Bab 13 DUA PRIA DI ANTARA SATU WANITA

by Chantie Lee 18:32,Dec 06,2020
Kamu tahu, hal yang paling sia sia di dunia ini adalah ketika kamu mencoba menjelaskan sesuatu yang penting kepada orang mabuk. Percuma saja, kamu hanya buang waktu. Dia tidak akan mendengar atau bahkan mengingatnya. Dan kamu harus kembali menyampaikan hal itu padanya ketika ia bertanya dan mengelak bahwa kamu sudah pernah mengatakan itu sebelumnya. Cukup aku saja yang merasakannya, wanita itu sunggung merepotkanku. Tapi... Tampaknya aku tak keberatan direpotkan oleh dia.

_Suara hati Mario_

***
Laura masih membisu dengan perasaan tak menentu, antara rasa bersalah serta rasa bingung. Haruskah ia minta maaf karena keegoisannya membuat Mario harus melontarkan pengakuan yang menyedihkan?

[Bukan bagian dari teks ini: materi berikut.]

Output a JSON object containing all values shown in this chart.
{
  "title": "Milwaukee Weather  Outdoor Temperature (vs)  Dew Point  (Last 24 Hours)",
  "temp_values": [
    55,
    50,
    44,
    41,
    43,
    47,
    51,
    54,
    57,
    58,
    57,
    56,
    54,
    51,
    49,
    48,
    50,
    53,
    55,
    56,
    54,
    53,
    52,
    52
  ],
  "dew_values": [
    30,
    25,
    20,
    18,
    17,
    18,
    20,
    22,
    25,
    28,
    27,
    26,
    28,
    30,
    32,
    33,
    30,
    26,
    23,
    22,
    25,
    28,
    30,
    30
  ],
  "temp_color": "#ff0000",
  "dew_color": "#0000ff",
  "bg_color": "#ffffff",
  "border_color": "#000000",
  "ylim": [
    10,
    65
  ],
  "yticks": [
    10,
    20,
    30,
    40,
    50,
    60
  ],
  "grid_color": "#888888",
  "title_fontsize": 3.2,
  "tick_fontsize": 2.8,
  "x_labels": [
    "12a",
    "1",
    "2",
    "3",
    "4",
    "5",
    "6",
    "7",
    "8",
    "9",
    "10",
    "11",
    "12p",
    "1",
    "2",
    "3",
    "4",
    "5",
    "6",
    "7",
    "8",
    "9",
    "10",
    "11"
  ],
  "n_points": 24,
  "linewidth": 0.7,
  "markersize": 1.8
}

Nyatanya bibir ini terasa kelu, jangankan untuk berucap kata, bahkan untuk sekedar membuat lekukan tipis saja tidak bisa.

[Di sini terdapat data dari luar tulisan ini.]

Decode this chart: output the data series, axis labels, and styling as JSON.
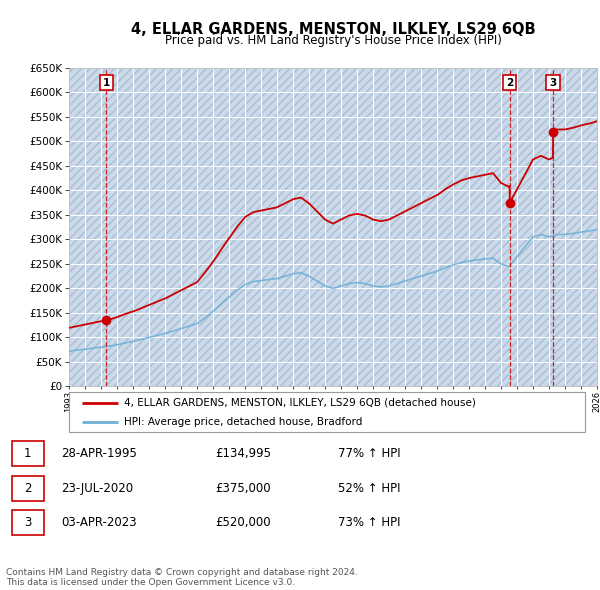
{
  "title": "4, ELLAR GARDENS, MENSTON, ILKLEY, LS29 6QB",
  "subtitle": "Price paid vs. HM Land Registry's House Price Index (HPI)",
  "ylim": [
    0,
    650000
  ],
  "yticks": [
    0,
    50000,
    100000,
    150000,
    200000,
    250000,
    300000,
    350000,
    400000,
    450000,
    500000,
    550000,
    600000,
    650000
  ],
  "xlim_start": 1993,
  "xlim_end": 2026,
  "bg_hatch_color": "#ccd9e8",
  "bg_face_color": "#dae4f0",
  "grid_color": "#ffffff",
  "sale_dates": [
    1995.32,
    2020.55,
    2023.25
  ],
  "sale_prices": [
    134995,
    375000,
    520000
  ],
  "sale_labels": [
    "1",
    "2",
    "3"
  ],
  "legend_line1": "4, ELLAR GARDENS, MENSTON, ILKLEY, LS29 6QB (detached house)",
  "legend_line2": "HPI: Average price, detached house, Bradford",
  "table_rows": [
    [
      "1",
      "28-APR-1995",
      "£134,995",
      "77% ↑ HPI"
    ],
    [
      "2",
      "23-JUL-2020",
      "£375,000",
      "52% ↑ HPI"
    ],
    [
      "3",
      "03-APR-2023",
      "£520,000",
      "73% ↑ HPI"
    ]
  ],
  "footer": "Contains HM Land Registry data © Crown copyright and database right 2024.\nThis data is licensed under the Open Government Licence v3.0.",
  "hpi_color": "#6baed6",
  "price_color": "#cc0000",
  "dashed_color": "#cc0000",
  "years_hpi": [
    1993,
    1993.5,
    1994,
    1994.5,
    1995,
    1995.5,
    1996,
    1996.5,
    1997,
    1997.5,
    1998,
    1998.5,
    1999,
    1999.5,
    2000,
    2000.5,
    2001,
    2001.5,
    2002,
    2002.5,
    2003,
    2003.5,
    2004,
    2004.5,
    2005,
    2005.5,
    2006,
    2006.5,
    2007,
    2007.5,
    2008,
    2008.5,
    2009,
    2009.5,
    2010,
    2010.5,
    2011,
    2011.5,
    2012,
    2012.5,
    2013,
    2013.5,
    2014,
    2014.5,
    2015,
    2015.5,
    2016,
    2016.5,
    2017,
    2017.5,
    2018,
    2018.5,
    2019,
    2019.5,
    2020,
    2020.5,
    2021,
    2021.5,
    2022,
    2022.5,
    2023,
    2023.5,
    2024,
    2024.5,
    2025,
    2025.5,
    2026
  ],
  "hpi_vals": [
    72000,
    74000,
    76000,
    78000,
    80000,
    82000,
    85000,
    89000,
    92000,
    96000,
    100000,
    104000,
    108000,
    113000,
    118000,
    123000,
    128000,
    140000,
    153000,
    168000,
    182000,
    196000,
    208000,
    214000,
    216000,
    218000,
    220000,
    225000,
    230000,
    232000,
    225000,
    215000,
    205000,
    200000,
    205000,
    210000,
    212000,
    210000,
    205000,
    203000,
    205000,
    210000,
    215000,
    220000,
    225000,
    230000,
    235000,
    242000,
    248000,
    253000,
    256000,
    258000,
    260000,
    262000,
    250000,
    245000,
    265000,
    285000,
    305000,
    310000,
    305000,
    310000,
    310000,
    312000,
    315000,
    317000,
    320000
  ]
}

"Aku pergi dulu, kunci mobil dan barang lainnya ada di atas meja." Ujar Mario, sekali lagi berpamitan dan kali ini serius.
Laura hanya bisa mendongak untuk mengantar kepergian pria muda itu hingga punggung kekarnya menghilang seiring pintu yang kembali tertutup rapat. Tangannya menyentuh di depan dadanya lalu meremas kain dress yang ia kenakan dengan kuat. Ada sesak di dalam saja yang tidak bisa terjamah hanya dengan sentuhan dari luar. Sesak yang nyatanya sempat hilang sejenak ketika ia bersama pria itu, lalu muncul lagi pria itu pergi.

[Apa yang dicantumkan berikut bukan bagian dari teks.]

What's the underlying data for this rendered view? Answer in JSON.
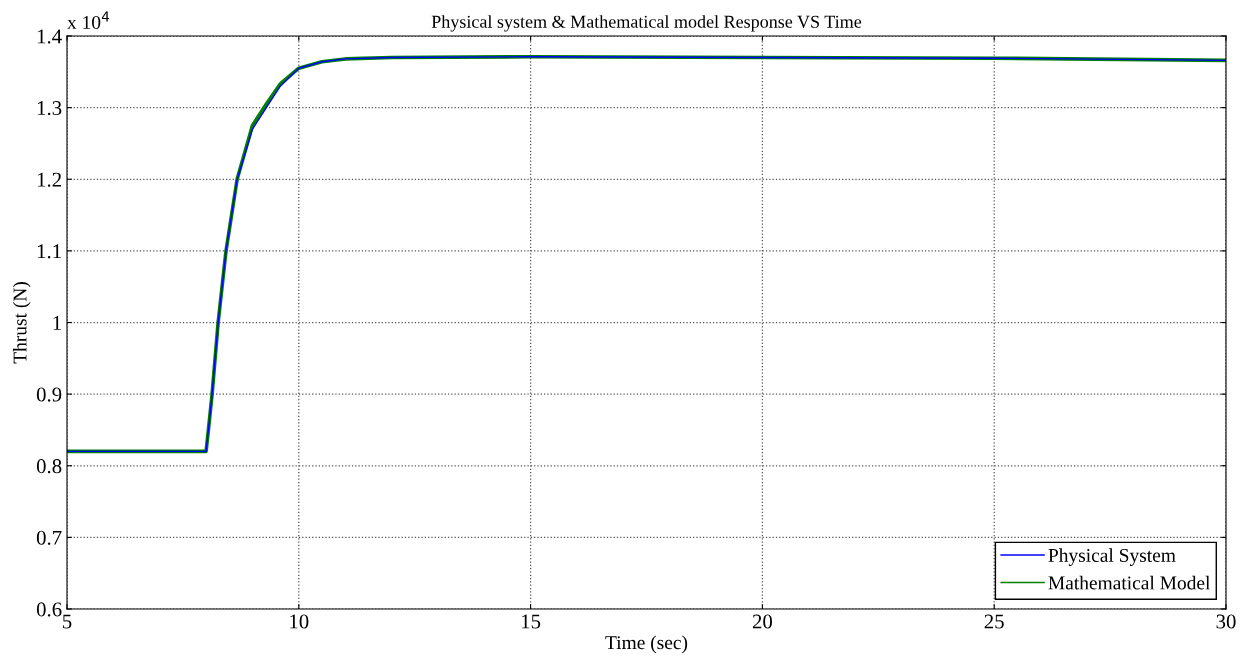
{
  "chart_data": {
    "type": "line",
    "title": "Physical system & Mathematical model Response VS Time",
    "xlabel": "Time (sec)",
    "ylabel": "Thrust (N)",
    "annotations": [
      "x 10$^{4}$"
    ],
    "xlim": [
      5,
      30
    ],
    "xticks": [
      5,
      10,
      15,
      20,
      25,
      30
    ],
    "ylim": [
      0.6,
      1.4
    ],
    "yticks": [
      0.6,
      0.7,
      0.8,
      0.9,
      1,
      1.1,
      1.2,
      1.3,
      1.4
    ],
    "grid": true,
    "legend": "bottom right",
    "line_style": "solid",
    "marker": "none",
    "series": [
      {
        "name": "Mathematical Model",
        "color": "#008000",
        "x": [
          5,
          8,
          8.05,
          8.13,
          8.26,
          8.43,
          8.67,
          9,
          9.3,
          9.6,
          10,
          10.5,
          11,
          12,
          15,
          20,
          25,
          30
        ],
        "values": [
          0.82,
          0.82,
          0.85,
          0.9,
          1,
          1.1,
          1.2,
          1.275,
          1.305,
          1.333,
          1.355,
          1.364,
          1.368,
          1.37,
          1.371,
          1.37,
          1.369,
          1.366
        ]
      },
      {
        "name": "Physical System",
        "color": "#0000ff",
        "x": [
          5,
          8,
          8.05,
          8.13,
          8.26,
          8.43,
          8.67,
          9,
          9.3,
          9.6,
          10,
          10.5,
          11,
          12,
          15,
          20,
          25,
          30
        ],
        "values": [
          0.82,
          0.82,
          0.85,
          0.9,
          1,
          1.1,
          1.2,
          1.27,
          1.3,
          1.33,
          1.355,
          1.364,
          1.368,
          1.37,
          1.371,
          1.37,
          1.369,
          1.366
        ]
      }
    ]
  }
}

"Tidak punya rumah, memangnya kamu tinggal di hutan?" Ujar Laura, masih memikirkan kata-kata Mario yang cukup membekas itu.
Laura mengedarkan pandangannya ke sekeliling, kamar hotel ini hanya kelas biasa, tapi Laura tidak mengeluarkan uang untuk memesannya. Senyum getirnya mengembang saat melihat handuk putih kecil itu menjadi saksi bahwa ia telah menyinggung hati pria penolongnya. Tak ingin berlama-lama di tempat sepi dan sendirian, Laura pun beranjak dari ranjang, berjalan pelan menuju kamar mandi. Setidaknya ia harus pulang dalam keadaan rapi, pantang baginya terlihat lusuh di mata siapapun. Tapi sayangnya ia melanggar pantangan yang diciptakannya itu di hadapan Mario.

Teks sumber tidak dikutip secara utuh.